Шербан от этих расчетов совершенно потерялся. Миллионеры? Да, но как…? Продать же надо!
Они вышли на Майдан рано утром. Только еще светало, и было сравнительно тихо. Кашевары трудились у котлов. Катапульты отдыхали. Отдельные группки хлопотали над «коктейлями Молотова». «Беркут» стоял двумя черными стенками, вырезав на Крещатике пятисотметровое поле буйствующей анархии. Шербан был неробкого десятка до зоны еще. Ладно сложен и крепко сшит, мог сойти за своего. Единого центра не было, Казалось, все сами по себе. Аглая было спокойна. Одного их кашеваров спросила: где самый главный начальник? Тот махнул рукой в сторону гостиницы «Украина». Кто? – спросила Аглая. Комендант Майдана, сказал кашевар. В гостинице? – спросила Аглая. Кашевар согласно кивнул. Идем обратно, сказала Аглая.

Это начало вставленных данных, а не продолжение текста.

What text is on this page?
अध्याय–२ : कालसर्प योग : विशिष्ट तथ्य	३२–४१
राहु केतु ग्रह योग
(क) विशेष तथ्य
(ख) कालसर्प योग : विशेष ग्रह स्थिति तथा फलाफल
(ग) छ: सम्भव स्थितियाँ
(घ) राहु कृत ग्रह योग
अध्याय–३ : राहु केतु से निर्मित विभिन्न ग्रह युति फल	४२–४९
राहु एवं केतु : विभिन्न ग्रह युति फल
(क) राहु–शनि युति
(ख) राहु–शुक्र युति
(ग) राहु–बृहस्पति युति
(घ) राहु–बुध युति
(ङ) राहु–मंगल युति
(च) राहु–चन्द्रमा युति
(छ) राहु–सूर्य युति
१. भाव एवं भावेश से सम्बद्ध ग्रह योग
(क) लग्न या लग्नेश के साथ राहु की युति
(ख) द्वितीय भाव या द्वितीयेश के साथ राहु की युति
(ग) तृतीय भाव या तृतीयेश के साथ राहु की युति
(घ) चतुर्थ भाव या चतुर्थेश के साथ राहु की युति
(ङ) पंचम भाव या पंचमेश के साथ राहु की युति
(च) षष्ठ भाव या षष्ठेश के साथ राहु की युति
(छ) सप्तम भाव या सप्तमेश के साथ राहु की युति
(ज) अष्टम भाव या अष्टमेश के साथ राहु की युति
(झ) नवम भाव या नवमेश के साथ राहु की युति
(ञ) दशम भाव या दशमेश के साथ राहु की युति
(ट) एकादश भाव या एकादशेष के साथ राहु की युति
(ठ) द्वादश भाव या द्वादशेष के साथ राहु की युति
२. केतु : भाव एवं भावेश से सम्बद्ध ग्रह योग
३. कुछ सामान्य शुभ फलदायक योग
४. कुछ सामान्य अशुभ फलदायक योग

Они вернулись в гостиницу. Аглая подошла к конторке и спросила: в каких апартаментах комендант Майдана? Ей назвали номер. Они поднялись на третий этаж и тут же наткнулись на дюжих охранников. Комендант занимал весь этаж. По личному вопросу? Их бегло ощупали на предмет оружия и пропустили.
Это оказался маленький невзрачный человечек с глазами умалишенного. Сделку заключили быстро. Он берет всю партию оптом. Для поднятия революционного духа все средства хороши. В топку надо подбрасывать горючего. Демократия требует жертв. Украина таки прорубит себе окно в Европу.
На столе появилась бутылка коньяка. Аглая достала из сумочки конфетку – подарок. Комендант вежливо поблагодарил. Выпили – за успех Великой Украинской Революции. Шербан принес коробку. Это первая партия, сказала Аглая. Если уважаемый комендант пожелает, поставки будут следовать в соответствии с заказами. Еще немного светской беседы, обмен «позывными», и они ушли. В сумочке у Аглаи остался лежать чек в Национальный банк Украины, подписанный неким Д. Брайденом, и «охранная грамота» – пропуск на бланке СБУ Украины.
Нас убьют, сказал Шербан, мы даже не успеем дойти до банка. Аглая усмехнулась. «Не думаю. Деньги-то чужие. Ты видел его глаза? Это фанатик. Фанатики – люди действия. Они убивают – но только за идею. Не из-за денег. Вспомни Французскую Революцию. Тоже ведь „великая“. И наша Октябрьская – не лучше. Но главное – он будет ждать следующего заказа. Демократия ненасытна».
Они благополучно получили деньги и отправились в Крым. Вскоре в Ялте открылся небольшой отель с поэтическим названием «Аглая».
Едва Крым отринул ненавистное бандеровское иго, я поспешил припасть к его многострадальной груди. Мне не терпелось пробудить впечатления, питавшие мою «севастопольскую страду» – моего «Шпиона неизвестной родины». Вновь увидеть Ялту, город моей мечты! Я воспел его безымянным в «Железных зернах».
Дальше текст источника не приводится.